A lot of what Lonnie told me involved numbers like this. It's not weather that changes a man's life. One can forge past weather. It's not always illness or injury. With the grace of God one can recover. But numbers! You can't fight the numbers once they cease to be in your favor.
"We had 5 combines and 12 people and a vehicle when we went out. Today to have that many machines would mean I'd have $3 million tied up just in equipment."
"I read last week about someone who bought 60,000 acres of wheat in Canada. Paid $40 million. That's what? $700 an acre? Used to be you could buy land for $45/acre and make $80 acre for the wheat you grew on it. The wheat paid for your land."
"I found an old receipt from 1973. I paid 27 cents for gas and 19 cents for diesel. Nowadays diesel is how much? Way over $3."
"My son is driving a truck these days. He says he'd like to go back to combining, but I tell him not to. It's too hard to make a living...last year we had a good harvest, but the price of wheat was bad."
A Life After Wheat
So Lonnie has been moving along on his gimpy leg for the past six years and driving a tow truck. "I have more money now than I did back then," he tells me. His job? To pick up vehicles like mine that are being donated to charity or, more often, to haul away wrecks after insurance companies have decided they're totaled.
If the air bags "blew," it's quite likely totaled and Lonnie will be taking it to auction to be sold for parts and scrap. |
So there are plenty of cars for Lonnie to haul to the grim place beside the railroad tracks where they'll be broken into parts and scrapped.
At least he doesn't have to pick up vehicles being repossessed from their owners by the bank.
'I know a guy who did that for a while, then quit. He got shot at too many times."
The Way It Was
All things must come to an end. I know this because my grandfather was a farmer. He had some dairy cows, then he grew old and it got too hard to get up and milk Bessie. He got himself some heifers. He continued to raise beef, some alfalfa, and wheat on his little 110-acre farm until he was in his seventies.
This is what it looked like when my grandfather harvested the wheat on his Oklahoma farm in the 1960s. |
Those kernels reminded me of some form of tiny bright treasure. The warm grainy scent was like inhaling a wealth of sorts. You just knew that with such things sprung from the earth, humanity always could always find flavor and sustenance.
All that's left of our '97 Corolla... oil spots on the driveway. |
It's not what anyone would call tragic to see one farmer like my grandfather or Lonnie retire. It's not desperately sad to part with a car that I don't need anymore.
What does move me to concern and something beyond a cloying form of nostalgia is pondering if an important way of life is being lost.
When the machines become enormous and complicated, and as expensive as a mansion, we drive away the people who once placed their calloused hands tenderly upon the things we long to consume.
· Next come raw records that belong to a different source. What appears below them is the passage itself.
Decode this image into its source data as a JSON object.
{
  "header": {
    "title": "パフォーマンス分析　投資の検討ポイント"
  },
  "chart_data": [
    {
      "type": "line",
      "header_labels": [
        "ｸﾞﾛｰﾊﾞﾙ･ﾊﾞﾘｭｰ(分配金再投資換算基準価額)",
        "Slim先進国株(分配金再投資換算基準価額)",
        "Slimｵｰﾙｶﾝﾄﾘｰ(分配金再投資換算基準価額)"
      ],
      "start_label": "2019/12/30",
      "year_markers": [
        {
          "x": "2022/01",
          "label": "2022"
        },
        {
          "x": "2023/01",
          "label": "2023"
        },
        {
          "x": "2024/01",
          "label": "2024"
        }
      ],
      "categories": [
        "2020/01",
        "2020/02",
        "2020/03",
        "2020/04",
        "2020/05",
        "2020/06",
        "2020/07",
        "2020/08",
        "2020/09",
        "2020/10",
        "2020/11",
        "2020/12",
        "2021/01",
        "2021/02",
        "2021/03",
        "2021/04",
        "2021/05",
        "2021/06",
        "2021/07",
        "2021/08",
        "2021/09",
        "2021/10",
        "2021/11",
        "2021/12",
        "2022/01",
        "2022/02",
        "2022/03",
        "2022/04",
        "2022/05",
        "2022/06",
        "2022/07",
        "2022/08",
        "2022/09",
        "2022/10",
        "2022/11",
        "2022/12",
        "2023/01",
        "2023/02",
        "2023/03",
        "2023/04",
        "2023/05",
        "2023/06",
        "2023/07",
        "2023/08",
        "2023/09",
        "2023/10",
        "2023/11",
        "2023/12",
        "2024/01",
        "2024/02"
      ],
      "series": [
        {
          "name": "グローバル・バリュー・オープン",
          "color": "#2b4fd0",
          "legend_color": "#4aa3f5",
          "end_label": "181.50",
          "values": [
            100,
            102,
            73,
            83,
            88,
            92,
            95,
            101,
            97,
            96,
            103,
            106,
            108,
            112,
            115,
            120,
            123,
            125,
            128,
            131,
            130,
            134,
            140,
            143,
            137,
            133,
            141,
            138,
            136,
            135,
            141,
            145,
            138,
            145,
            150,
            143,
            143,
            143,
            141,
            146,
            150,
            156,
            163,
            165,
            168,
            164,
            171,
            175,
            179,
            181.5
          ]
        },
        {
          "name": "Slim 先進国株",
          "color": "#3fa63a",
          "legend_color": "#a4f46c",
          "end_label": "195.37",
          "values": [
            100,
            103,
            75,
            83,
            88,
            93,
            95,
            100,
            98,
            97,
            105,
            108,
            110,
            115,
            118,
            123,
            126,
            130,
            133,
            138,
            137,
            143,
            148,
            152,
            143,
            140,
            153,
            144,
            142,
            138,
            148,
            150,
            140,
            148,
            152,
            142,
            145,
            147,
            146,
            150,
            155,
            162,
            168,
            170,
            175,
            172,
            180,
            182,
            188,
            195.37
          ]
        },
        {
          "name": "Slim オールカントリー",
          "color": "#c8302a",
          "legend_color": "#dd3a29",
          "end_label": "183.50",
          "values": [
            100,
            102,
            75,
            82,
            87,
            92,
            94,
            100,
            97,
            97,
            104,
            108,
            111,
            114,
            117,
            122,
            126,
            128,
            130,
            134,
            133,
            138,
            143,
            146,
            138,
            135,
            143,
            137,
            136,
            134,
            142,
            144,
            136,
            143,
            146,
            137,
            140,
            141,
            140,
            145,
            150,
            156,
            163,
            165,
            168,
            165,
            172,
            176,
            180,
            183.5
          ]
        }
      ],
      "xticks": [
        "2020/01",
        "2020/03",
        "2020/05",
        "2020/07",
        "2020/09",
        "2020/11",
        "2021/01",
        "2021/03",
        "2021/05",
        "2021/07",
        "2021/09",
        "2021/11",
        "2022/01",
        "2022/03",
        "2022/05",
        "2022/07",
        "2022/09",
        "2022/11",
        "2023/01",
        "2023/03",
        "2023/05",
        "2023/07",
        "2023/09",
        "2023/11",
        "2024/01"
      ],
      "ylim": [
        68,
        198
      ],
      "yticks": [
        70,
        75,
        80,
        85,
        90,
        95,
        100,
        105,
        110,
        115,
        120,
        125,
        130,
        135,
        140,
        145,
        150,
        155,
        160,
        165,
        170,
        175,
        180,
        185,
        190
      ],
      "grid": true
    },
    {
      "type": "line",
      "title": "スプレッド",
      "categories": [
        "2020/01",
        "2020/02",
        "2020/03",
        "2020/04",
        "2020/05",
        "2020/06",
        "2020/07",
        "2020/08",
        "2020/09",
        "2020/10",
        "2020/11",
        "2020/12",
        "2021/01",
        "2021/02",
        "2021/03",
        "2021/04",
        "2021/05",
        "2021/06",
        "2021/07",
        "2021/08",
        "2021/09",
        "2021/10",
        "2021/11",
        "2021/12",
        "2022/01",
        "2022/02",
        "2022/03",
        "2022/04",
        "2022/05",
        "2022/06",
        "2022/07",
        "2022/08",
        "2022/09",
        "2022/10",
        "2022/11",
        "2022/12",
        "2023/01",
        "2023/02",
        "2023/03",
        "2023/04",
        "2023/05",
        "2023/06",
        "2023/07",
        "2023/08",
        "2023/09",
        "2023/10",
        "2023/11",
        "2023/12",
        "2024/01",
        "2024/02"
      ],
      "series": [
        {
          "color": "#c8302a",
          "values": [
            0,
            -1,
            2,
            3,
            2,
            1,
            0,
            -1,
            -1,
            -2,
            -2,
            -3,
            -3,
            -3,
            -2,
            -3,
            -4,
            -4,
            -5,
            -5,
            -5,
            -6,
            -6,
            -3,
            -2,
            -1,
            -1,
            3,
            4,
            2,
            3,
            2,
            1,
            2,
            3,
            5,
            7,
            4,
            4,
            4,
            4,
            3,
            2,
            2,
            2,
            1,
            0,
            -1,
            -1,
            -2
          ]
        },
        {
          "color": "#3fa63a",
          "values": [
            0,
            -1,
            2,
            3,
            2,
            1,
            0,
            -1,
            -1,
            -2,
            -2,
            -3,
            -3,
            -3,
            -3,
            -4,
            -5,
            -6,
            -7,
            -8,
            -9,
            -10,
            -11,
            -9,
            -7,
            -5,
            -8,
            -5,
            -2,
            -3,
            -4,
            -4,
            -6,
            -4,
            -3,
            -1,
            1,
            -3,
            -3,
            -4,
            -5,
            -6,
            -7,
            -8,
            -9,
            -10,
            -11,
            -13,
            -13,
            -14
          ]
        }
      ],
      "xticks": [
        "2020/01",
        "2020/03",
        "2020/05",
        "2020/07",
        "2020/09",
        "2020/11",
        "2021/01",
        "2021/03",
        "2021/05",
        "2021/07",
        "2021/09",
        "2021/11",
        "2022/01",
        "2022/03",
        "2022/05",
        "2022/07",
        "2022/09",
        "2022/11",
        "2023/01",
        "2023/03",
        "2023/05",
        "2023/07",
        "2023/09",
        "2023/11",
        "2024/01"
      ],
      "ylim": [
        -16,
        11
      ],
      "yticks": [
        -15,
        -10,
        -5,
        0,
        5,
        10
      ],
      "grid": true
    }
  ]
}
What was once of the earth has become a product, a commodity, removed from the smooth, wheaty kernels I remember digging into and letting pour through my fingers.
I'm sorry. I don't want technicians or robots harvesting my food. I want someone like Lonnie who cares about what he's doing. But I don't think that's going to happen as much as before.
You see, we've reassigned Lonnie to the same fate as that man Van Gogh painted over a hundred years ago, the man who had to put down his scythe. Instead of going out into the field to bring in the treasure, the harvester now gets paid to handle the chains and haul off our dented and smashed trash.
That's quite an inversion and, unfortunately, it's the kind of "news" that's happening every day. Whether I choose to read about it or not. - V.W.